TRIBUNNEWS.COM, JAKARTA--Anggota Komisi III DPR Eva Kusuma Sundari menyesalkan adanya pelecehan seksual yang dialami siswi oleh Wakil Kepala Sekolah merangkap guru di SMA Negeri di kawasan Matraman, Jakarta Timur. Eva meminta pelaku pelecehan seksual tersebut diperberat hukumannya.
"Harus ada pemberatan hukuman terhadap pelaku termasuk kepala sekolah dan Diknas Pendidikan Jaktim. Mekanisme perlindungan sekolah ini tidak ada," kata Eva di Gedung DPR Jakarta, Jumat (1/3/2013).
Eva juga mendapat informasi orangtua korban diminta mencabut laporannya. Hal itu memperlihatkan perlindungan hukum kepada korban pelecehan seksual malah dihilangkan. "Wakil Kepala Sekolah, Kepala Sekolah dan Diknas Jaktim juga mengancam korban," kata Politisi PDIP itu.
Seharusnya, kata Eva, lingkungan sekeliling korban memberikan perlindungan dan tidak mengancam. "Bukannya guru malah dilindungi. Ini tidak dipikirkan korban trauma," katanya.
Sebelumnya, seorang Wakil Kepala Sekolah sebuah SMU di bilangan Matraman, Jakarta Timur yang seharusnya menjadi panutan siswa, justru menjadi pelaku pelecehan seksual terhadap MA (17), seorang siswi sebuah SMU di bilangan Matraman, Jakarta Timur.
MA mengaku dipaksa untuk melakukan oral seks oleh seorang guru yang juga Wakil Kepala Sekolah (Wakepsek) sekolah itu. Tak hanya sekali, guru bejat itu memaksa MA memuaskan nafsu binatangnya hingga empat kali dalam rentang waktu bulan Juni dan Juli. Agar aksi bejatnya tak diketahui siapapun, guru berinisial T itu mengancam tidak akan memberikan nilai dan ijazah korban.
"Dia mengancam untuk tidak mengeluarkan nilai dan ijazah saya. Saya takut," katanya kepada wartawan saat ditemui di rumahnya, Kamis (28/2/2013) sore.
MA menuturkan, peristiwa itu pertama kali terjadi pada 26 Juni 2012. Saat itu dirinya yang sedang libur sekolah, mendadak ditelepon pelaku sekitar pukul 15.00 WIB. Dengan alasan urusan sekolah, pelaku meminta MA bertemu di sebuah lokasi yang justru jauh dari sekolah.

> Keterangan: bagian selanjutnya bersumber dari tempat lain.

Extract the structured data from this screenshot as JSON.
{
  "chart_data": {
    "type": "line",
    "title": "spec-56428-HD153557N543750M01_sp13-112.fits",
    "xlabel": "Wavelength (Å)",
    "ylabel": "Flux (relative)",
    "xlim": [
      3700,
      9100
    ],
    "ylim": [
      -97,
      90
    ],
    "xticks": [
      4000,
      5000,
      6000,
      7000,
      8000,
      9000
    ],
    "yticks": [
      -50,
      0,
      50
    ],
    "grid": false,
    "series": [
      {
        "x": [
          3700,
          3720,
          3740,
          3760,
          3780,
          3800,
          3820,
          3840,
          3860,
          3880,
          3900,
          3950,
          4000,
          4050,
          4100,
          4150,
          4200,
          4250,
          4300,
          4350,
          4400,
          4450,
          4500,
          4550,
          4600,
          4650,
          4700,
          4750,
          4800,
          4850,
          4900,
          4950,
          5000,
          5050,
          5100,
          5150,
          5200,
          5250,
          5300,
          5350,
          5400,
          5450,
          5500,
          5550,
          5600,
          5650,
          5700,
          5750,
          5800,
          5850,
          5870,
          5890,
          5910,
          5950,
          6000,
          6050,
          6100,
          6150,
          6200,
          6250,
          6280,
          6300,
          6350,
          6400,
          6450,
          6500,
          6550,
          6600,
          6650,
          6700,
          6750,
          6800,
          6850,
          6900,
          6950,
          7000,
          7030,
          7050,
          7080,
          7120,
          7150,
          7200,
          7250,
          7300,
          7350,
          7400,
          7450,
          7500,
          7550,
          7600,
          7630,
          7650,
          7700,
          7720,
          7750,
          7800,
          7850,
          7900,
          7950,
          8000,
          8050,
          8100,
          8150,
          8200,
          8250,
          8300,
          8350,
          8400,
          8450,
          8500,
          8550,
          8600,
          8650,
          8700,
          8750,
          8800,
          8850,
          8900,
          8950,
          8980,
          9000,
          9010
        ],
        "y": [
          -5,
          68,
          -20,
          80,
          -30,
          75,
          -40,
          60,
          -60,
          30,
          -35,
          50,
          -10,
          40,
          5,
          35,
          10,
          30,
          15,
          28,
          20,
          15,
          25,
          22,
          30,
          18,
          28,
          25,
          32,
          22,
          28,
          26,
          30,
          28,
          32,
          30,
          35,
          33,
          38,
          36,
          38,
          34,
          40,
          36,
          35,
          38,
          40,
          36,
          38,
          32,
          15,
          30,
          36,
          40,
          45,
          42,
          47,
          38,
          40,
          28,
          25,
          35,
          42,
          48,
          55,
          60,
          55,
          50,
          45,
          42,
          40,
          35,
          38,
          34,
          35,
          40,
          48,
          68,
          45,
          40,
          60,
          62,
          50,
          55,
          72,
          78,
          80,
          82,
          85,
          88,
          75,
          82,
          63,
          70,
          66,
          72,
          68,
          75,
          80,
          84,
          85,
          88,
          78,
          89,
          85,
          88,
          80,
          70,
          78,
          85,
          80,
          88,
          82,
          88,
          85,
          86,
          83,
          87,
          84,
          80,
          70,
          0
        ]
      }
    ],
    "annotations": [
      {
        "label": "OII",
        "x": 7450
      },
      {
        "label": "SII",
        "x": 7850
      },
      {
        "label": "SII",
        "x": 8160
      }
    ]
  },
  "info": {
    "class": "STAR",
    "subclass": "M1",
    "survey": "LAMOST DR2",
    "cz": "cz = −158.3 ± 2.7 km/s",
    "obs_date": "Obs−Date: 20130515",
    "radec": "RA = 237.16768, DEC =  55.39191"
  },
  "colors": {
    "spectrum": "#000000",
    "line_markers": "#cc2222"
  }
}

"Akhirnya kira bertemu di depan BCA Utan Kayu. Baru saja bertemu dia sudah mencium tangan saya. Ada yang mau diomongin penting katanya, tapi saya diajak putar-putar dulu," tuturnya.
Setelah makan, dan berkeliling, pelaku yang sudah beristri dan beranak dua itu kemudian memarkirkan mobilnya di tempat yang gelap di daerah Ancol. Di lokasi itulah, pelaku memaksa korban melakukan perbuatan yang asusila. MA melanjutkan, usai melakukan tindak asusila disertai dengan ancaman, pelaku sempat mengantar dan menurunkan korban di daerah Cempaka Putih, serta diberikan uang Rp 50 ribu.
Peristiwa ini terjadi pada bulan berikutnya sebanyak tiga kali. Terakhir, pelaku mengajak korban ke rumahnya di daerah Bekasi, yang sedang kosong karena istri dan dua anaknya sedang keluar. Di lokasi itu, pelaku ternyata telah menyiapkan segala sesuatunya. Bahkan, korban diminta untuk membuka bajunya.
Hingga kini, pihak penyidik dari Polda Metro Jaya sampai dengan saat ini terus memproses kasus dugaan pelecehan seksual yang dilakukan oleh T kepada MA.